A biocapsule is a spherical structure made of carbon nanotubes with a membrane that detects certain conditions. It is implanted under the skin and acts to continually monitor the body for a particular problem or set of conditions. Upon detecting those conditions, the biocapsule releases medicine contained inside the carbon nanotube sphere to treat the problem.
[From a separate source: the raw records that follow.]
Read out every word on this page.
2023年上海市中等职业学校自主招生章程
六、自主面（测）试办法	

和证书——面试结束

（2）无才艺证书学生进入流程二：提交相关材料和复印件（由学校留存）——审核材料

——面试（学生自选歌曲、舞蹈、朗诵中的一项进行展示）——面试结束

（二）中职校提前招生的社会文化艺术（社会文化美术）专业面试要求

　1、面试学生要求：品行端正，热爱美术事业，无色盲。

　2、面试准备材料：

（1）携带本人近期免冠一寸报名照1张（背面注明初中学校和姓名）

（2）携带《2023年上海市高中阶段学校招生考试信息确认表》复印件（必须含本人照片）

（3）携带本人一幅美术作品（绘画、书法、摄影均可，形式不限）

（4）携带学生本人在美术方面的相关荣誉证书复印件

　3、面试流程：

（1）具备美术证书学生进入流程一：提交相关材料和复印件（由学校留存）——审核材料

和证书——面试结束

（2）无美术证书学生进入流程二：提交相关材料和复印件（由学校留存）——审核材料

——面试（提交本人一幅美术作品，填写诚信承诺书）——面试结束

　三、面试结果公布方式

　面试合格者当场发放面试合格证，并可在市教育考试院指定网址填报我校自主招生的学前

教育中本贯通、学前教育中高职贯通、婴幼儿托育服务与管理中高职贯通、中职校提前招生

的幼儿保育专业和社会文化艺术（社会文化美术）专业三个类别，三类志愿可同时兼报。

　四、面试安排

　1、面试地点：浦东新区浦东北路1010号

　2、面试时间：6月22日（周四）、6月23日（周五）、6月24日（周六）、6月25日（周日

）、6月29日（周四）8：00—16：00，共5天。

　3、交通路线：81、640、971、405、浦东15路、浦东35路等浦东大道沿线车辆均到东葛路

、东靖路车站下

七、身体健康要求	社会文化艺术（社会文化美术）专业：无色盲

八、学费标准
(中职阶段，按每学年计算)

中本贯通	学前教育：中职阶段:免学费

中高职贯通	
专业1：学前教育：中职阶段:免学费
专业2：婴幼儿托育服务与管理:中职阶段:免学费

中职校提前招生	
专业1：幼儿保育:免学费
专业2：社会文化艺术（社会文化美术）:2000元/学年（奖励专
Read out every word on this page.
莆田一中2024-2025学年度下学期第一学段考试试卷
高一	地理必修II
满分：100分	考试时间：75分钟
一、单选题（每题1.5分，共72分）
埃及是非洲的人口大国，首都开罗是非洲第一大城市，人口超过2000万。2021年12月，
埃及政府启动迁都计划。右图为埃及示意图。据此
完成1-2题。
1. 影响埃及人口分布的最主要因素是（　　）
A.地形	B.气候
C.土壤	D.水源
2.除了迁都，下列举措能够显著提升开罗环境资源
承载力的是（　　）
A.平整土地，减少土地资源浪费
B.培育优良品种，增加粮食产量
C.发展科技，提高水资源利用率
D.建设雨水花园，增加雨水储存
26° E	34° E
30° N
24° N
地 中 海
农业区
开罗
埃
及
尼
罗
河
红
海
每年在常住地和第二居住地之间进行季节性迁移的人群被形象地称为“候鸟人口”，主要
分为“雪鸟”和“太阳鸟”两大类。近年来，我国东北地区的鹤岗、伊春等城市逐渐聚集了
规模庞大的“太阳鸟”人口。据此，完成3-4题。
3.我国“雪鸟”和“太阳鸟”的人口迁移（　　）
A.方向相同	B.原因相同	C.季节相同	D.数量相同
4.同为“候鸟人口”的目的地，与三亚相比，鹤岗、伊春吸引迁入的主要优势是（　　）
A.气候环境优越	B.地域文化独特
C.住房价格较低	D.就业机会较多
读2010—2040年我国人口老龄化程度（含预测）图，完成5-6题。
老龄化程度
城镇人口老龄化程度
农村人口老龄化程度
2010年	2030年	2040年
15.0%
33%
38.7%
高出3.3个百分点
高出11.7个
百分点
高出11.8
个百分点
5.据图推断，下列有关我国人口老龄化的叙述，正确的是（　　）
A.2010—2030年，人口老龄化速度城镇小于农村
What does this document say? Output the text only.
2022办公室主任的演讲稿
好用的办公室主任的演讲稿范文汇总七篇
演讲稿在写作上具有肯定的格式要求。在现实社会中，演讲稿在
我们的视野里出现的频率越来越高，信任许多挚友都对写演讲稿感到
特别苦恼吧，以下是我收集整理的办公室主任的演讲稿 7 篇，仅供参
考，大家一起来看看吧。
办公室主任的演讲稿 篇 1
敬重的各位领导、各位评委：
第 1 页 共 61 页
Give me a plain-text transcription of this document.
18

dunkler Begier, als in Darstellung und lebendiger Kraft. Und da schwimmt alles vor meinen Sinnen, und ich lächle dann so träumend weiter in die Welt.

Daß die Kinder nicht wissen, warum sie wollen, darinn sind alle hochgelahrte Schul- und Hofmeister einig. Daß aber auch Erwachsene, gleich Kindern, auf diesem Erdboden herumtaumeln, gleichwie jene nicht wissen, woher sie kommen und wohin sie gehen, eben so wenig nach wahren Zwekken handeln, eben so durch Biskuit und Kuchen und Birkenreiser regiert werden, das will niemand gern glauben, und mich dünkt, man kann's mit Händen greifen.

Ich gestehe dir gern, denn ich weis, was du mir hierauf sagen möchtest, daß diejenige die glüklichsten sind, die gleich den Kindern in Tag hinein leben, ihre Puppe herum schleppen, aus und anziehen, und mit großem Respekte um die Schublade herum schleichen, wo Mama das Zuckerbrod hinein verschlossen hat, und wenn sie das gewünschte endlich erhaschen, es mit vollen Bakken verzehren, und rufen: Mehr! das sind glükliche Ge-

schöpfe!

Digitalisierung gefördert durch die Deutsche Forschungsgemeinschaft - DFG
In its current design, cells which produce an anti-radiation medicine are placed inside the biocapsule and they release a hormone called G-CSF (Granulocyte colony-stimulating factor) when the biocapsule (inside the astronaut) receives a blast of radiation from the sun. This hormone is used here on Earth to treat cancer patients undergoing radiation therapy to avoid radiation poisoning. In the biocapsule scenario, it helps to protect the astronaut from getting radiation poisoning in space, where the Earth’s magnetic field is not present to protect them from solar radiation. The benefit of this system is that it is automatic, works instantly, and will perform even when the astronaut is sleeping. The cells inside the biocapsule remain isolated from the body, but are still able to receive nutrients from surrounding cells, so they can stay alive and active without risk of your immune system trying to fight them off.

Further developed, biocapsules could contain or produce medicines for a number of chronic illnesses and conditions. Researchers are working to develop treatments for patients with diabetes by putting insulin creating cells inside a biocapsule. The hope is that these capsules could automatically (by detecting blood sugar levels) produce insulin directly in diabetic people (whose pancreases cannot make it anymore), eliminating external injections almost entirely. Another potential application involves placing epinephrine inside a biocapsule to treat dangerous anaphylactic allergic reaction, which could save the lives of people with severe allergies.

What is so exciting is that it appears possible that biocapsules could contain almost any medicine, potentially treating any number of chronic illnesses. Furthermore, since they are automatically activated when needed, they could treat a problem before we may even be consciously aware of it (e.g. a blood sugar spike or an early allergic reaction).

An important aspect of the biocapsule is that they will work when you need them and not before. Because there is no way for your body to break down a biocapsule, they can remain in the body indefinitely, safely ready to kick into action whenever they are needed. In case you are worried, biocapsules can be easily removed because they are simply implanted under the skin allowing easy access for removal at any time.

As with any new technology, only time will tell about how well it will work under real world conditions. But it does seem like a promising new idea that has significant potential to improve the health of patients facing chronic and potentially life threatening conditions.